Finalists send a message, with Warriors, Celtics again uniting on ending gun violence

SAN FRANCISCO — Several players and coaches sported orange “End Gun Violence” T-shirts before Game 2 of the NBA Finals tipped off Sunday evening at the Chase Center.

“Both teams are wearing the shirts,” said Warriors coach Steve Kerr. “I think we feel very strongly as a league that it’s time for people to take notice and to take part in what should be a nationwide effort to limit the gun violence that’s out there.”

Kerr and Celtics coach Ime Udoka have each used their platforms to bring attention to gun violence following the tragic school shooting at Robb Elementary School in Uvalde, Texas. On Sunday, Kerr stressed the importance of continuing to raise awareness so that people recognize their agency.

“The biggest thing, I think, is to vote,” Kerr said. “What I understand is that a lot of congressional races that are out there, despite the fact that the majority of people in this country want gun safety measures put in place, a lot of those races are decided by people who aren’t so much for any kind of gun safety measures.

“People have to vote. If you feel strongly about saving lives and possibly even someone in your own family, get out and vote. That’s the only way to convince the people we need to convince to start implementing gun safety regulation prevention laws.”

The backs of the shirts say, “Learn More,” and list five nonprofits and organizations that are in support of gun safety and/or gun control legislation: Brady, Everytown for Gun Safety, Giffords, Live Free, and March for our Lives. Kerr also encouraged people to donate or get involved.

“They all do great work,” he said.

Asked what more can be done outside of awareness, Kerr once again pointed to the importance of reaching politicians.

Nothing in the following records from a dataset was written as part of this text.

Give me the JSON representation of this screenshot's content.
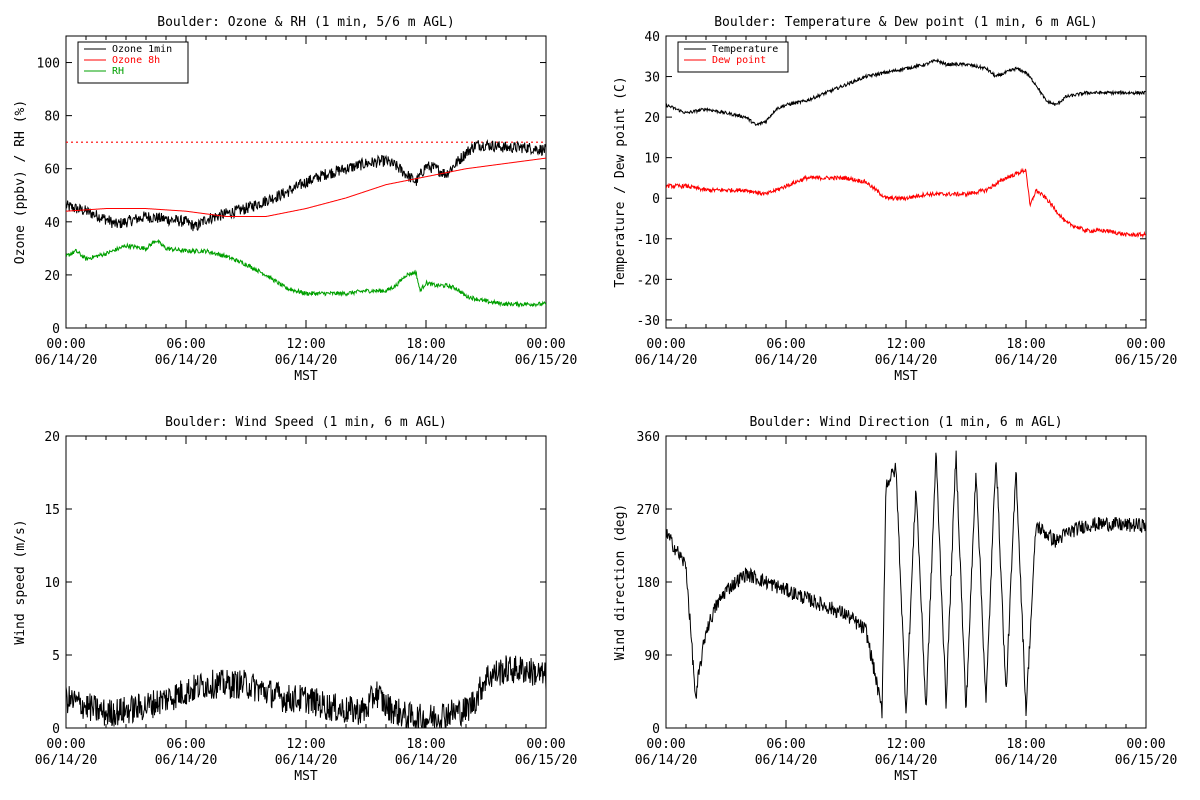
{
  "chart_data": [
    {
      "type": "line",
      "title": "Boulder: Ozone & RH (1 min, 5/6 m AGL)",
      "xlabel": "MST",
      "ylabel": "Ozone (ppbv) / RH (%)",
      "ylim": [
        0,
        110
      ],
      "yticks": [
        0,
        20,
        40,
        60,
        80,
        100
      ],
      "xlim": [
        0,
        24
      ],
      "xticks": [
        {
          "value": 0,
          "time": "00:00",
          "date": "06/14/20"
        },
        {
          "value": 6,
          "time": "06:00",
          "date": "06/14/20"
        },
        {
          "value": 12,
          "time": "12:00",
          "date": "06/14/20"
        },
        {
          "value": 18,
          "time": "18:00",
          "date": "06/14/20"
        },
        {
          "value": 24,
          "time": "00:00",
          "date": "06/15/20"
        }
      ],
      "legend": "top-left",
      "reference_line": {
        "value": 70,
        "color": "#ff0000",
        "style": "dotted"
      },
      "series": [
        {
          "name": "Ozone 1min",
          "color": "#000000",
          "noise": 2.2,
          "x": [
            0,
            1,
            2,
            2.5,
            3,
            4,
            5,
            6,
            6.5,
            7,
            8,
            9,
            10,
            11,
            12,
            13,
            14,
            15,
            16,
            16.5,
            17,
            17.5,
            18,
            18.5,
            19,
            19.5,
            20,
            20.5,
            21,
            22,
            23,
            24
          ],
          "y": [
            46,
            44,
            41,
            39,
            40,
            42,
            41,
            40,
            38,
            41,
            43,
            45,
            48,
            51,
            55,
            58,
            60,
            62,
            63,
            61,
            58,
            55,
            61,
            60,
            58,
            62,
            66,
            69,
            69,
            68,
            68,
            67
          ]
        },
        {
          "name": "Ozone 8h",
          "color": "#ff0000",
          "noise": 0,
          "x": [
            0,
            2,
            4,
            6,
            8,
            10,
            12,
            14,
            16,
            18,
            20,
            22,
            24
          ],
          "y": [
            44,
            45,
            45,
            44,
            42,
            42,
            45,
            49,
            54,
            57,
            60,
            62,
            64
          ]
        },
        {
          "name": "RH",
          "color": "#00a000",
          "noise": 0.8,
          "x": [
            0,
            0.5,
            1,
            2,
            3,
            4,
            4.5,
            5,
            6,
            7,
            8,
            9,
            10,
            11,
            12,
            13,
            14,
            15,
            16,
            16.5,
            17,
            17.5,
            17.7,
            18,
            18.5,
            19,
            19.5,
            20,
            21,
            22,
            24
          ],
          "y": [
            27,
            29,
            26,
            28,
            31,
            30,
            33,
            30,
            29,
            29,
            27,
            24,
            20,
            15,
            13,
            13,
            13,
            14,
            14,
            16,
            20,
            21,
            14,
            17,
            16,
            16,
            15,
            12,
            10,
            9,
            9
          ]
        }
      ]
    },
    {
      "type": "line",
      "title": "Boulder: Temperature & Dew point (1 min, 6 m AGL)",
      "xlabel": "MST",
      "ylabel": "Temperature / Dew point (C)",
      "ylim": [
        -32,
        40
      ],
      "yticks": [
        -30,
        -20,
        -10,
        0,
        10,
        20,
        30,
        40
      ],
      "xlim": [
        0,
        24
      ],
      "xticks": [
        {
          "value": 0,
          "time": "00:00",
          "date": "06/14/20"
        },
        {
          "value": 6,
          "time": "06:00",
          "date": "06/14/20"
        },
        {
          "value": 12,
          "time": "12:00",
          "date": "06/14/20"
        },
        {
          "value": 18,
          "time": "18:00",
          "date": "06/14/20"
        },
        {
          "value": 24,
          "time": "00:00",
          "date": "06/15/20"
        }
      ],
      "legend": "top-left",
      "series": [
        {
          "name": "Temperature",
          "color": "#000000",
          "noise": 0.4,
          "x": [
            0,
            0.5,
            1,
            2,
            3,
            4,
            4.5,
            5,
            5.5,
            6,
            7,
            8,
            9,
            10,
            11,
            12,
            13,
            13.5,
            14,
            15,
            16,
            16.5,
            17,
            17.5,
            18,
            18.5,
            19,
            19.5,
            20,
            21,
            22,
            24
          ],
          "y": [
            23,
            22,
            21,
            22,
            21,
            20,
            18,
            19,
            22,
            23,
            24,
            26,
            28,
            30,
            31,
            32,
            33,
            34,
            33,
            33,
            32,
            30,
            31,
            32,
            31,
            28,
            24,
            23,
            25,
            26,
            26,
            26
          ]
        },
        {
          "name": "Dew point",
          "color": "#ff0000",
          "noise": 0.5,
          "x": [
            0,
            1,
            2,
            3,
            4,
            5,
            6,
            7,
            8,
            9,
            10,
            10.5,
            11,
            12,
            13,
            14,
            15,
            16,
            17,
            17.5,
            18,
            18.2,
            18.5,
            19,
            20,
            21,
            22,
            23,
            24
          ],
          "y": [
            3,
            3,
            2,
            2,
            2,
            1,
            3,
            5,
            5,
            5,
            4,
            2,
            0,
            0,
            1,
            1,
            1,
            2,
            5,
            6,
            7,
            -2,
            2,
            0,
            -6,
            -8,
            -8,
            -9,
            -9
          ]
        }
      ]
    },
    {
      "type": "line",
      "title": "Boulder: Wind Speed (1 min, 6 m AGL)",
      "xlabel": "MST",
      "ylabel": "Wind speed (m/s)",
      "ylim": [
        0,
        20
      ],
      "yticks": [
        0,
        5,
        10,
        15,
        20
      ],
      "xlim": [
        0,
        24
      ],
      "xticks": [
        {
          "value": 0,
          "time": "00:00",
          "date": "06/14/20"
        },
        {
          "value": 6,
          "time": "06:00",
          "date": "06/14/20"
        },
        {
          "value": 12,
          "time": "12:00",
          "date": "06/14/20"
        },
        {
          "value": 18,
          "time": "18:00",
          "date": "06/14/20"
        },
        {
          "value": 24,
          "time": "00:00",
          "date": "06/15/20"
        }
      ],
      "series": [
        {
          "name": "",
          "color": "#000000",
          "noise": 1.0,
          "clip_min": 0,
          "x": [
            0,
            1,
            2,
            3,
            4,
            5,
            6,
            7,
            8,
            9,
            10,
            11,
            12,
            13,
            14,
            15,
            15.5,
            16,
            17,
            18,
            19,
            20,
            20.5,
            21,
            22,
            23,
            24
          ],
          "y": [
            2,
            1.5,
            1,
            1.2,
            1.5,
            2,
            2.5,
            3,
            3,
            3,
            2.5,
            2,
            2,
            1.5,
            1.2,
            1.2,
            2.5,
            1.5,
            0.8,
            0.6,
            1,
            1.2,
            2,
            3.5,
            4,
            4,
            3.5
          ]
        }
      ]
    },
    {
      "type": "line",
      "title": "Boulder: Wind Direction (1 min, 6 m AGL)",
      "xlabel": "MST",
      "ylabel": "Wind direction (deg)",
      "ylim": [
        0,
        360
      ],
      "yticks": [
        0,
        90,
        180,
        270,
        360
      ],
      "xlim": [
        0,
        24
      ],
      "xticks": [
        {
          "value": 0,
          "time": "00:00",
          "date": "06/14/20"
        },
        {
          "value": 6,
          "time": "06:00",
          "date": "06/14/20"
        },
        {
          "value": 12,
          "time": "12:00",
          "date": "06/14/20"
        },
        {
          "value": 18,
          "time": "18:00",
          "date": "06/14/20"
        },
        {
          "value": 24,
          "time": "00:00",
          "date": "06/15/20"
        }
      ],
      "series": [
        {
          "name": "",
          "color": "#000000",
          "noise": 9,
          "clip_min": 0,
          "clip_max": 360,
          "x": [
            0,
            0.5,
            1,
            1.5,
            1.6,
            2,
            2.5,
            3,
            4,
            5,
            6,
            7,
            8,
            9,
            10,
            10.5,
            10.8,
            11,
            11.5,
            12,
            12.5,
            13,
            13.5,
            14,
            14.5,
            15,
            15.5,
            16,
            16.5,
            17,
            17.5,
            18,
            18.5,
            19,
            19.5,
            20,
            21,
            22,
            23,
            24
          ],
          "y": [
            240,
            220,
            200,
            30,
            60,
            120,
            150,
            170,
            190,
            180,
            170,
            160,
            150,
            140,
            120,
            60,
            20,
            300,
            320,
            20,
            300,
            20,
            340,
            30,
            340,
            20,
            320,
            30,
            340,
            40,
            320,
            20,
            250,
            240,
            230,
            240,
            250,
            252,
            250,
            250
          ]
        }
      ]
    }
  ]
}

“It comes down to convincing politicians that things like background checks are really crucial, and things that don’t impact people’s Second Amendment rights,” he said. “We know there are things that can work and we have to convince people that those things are important enough to go to the ballot box and cast a vote.”

Udoka, too, reiterated that changes need to be made.

“We are all on the same page as far as that,” he said.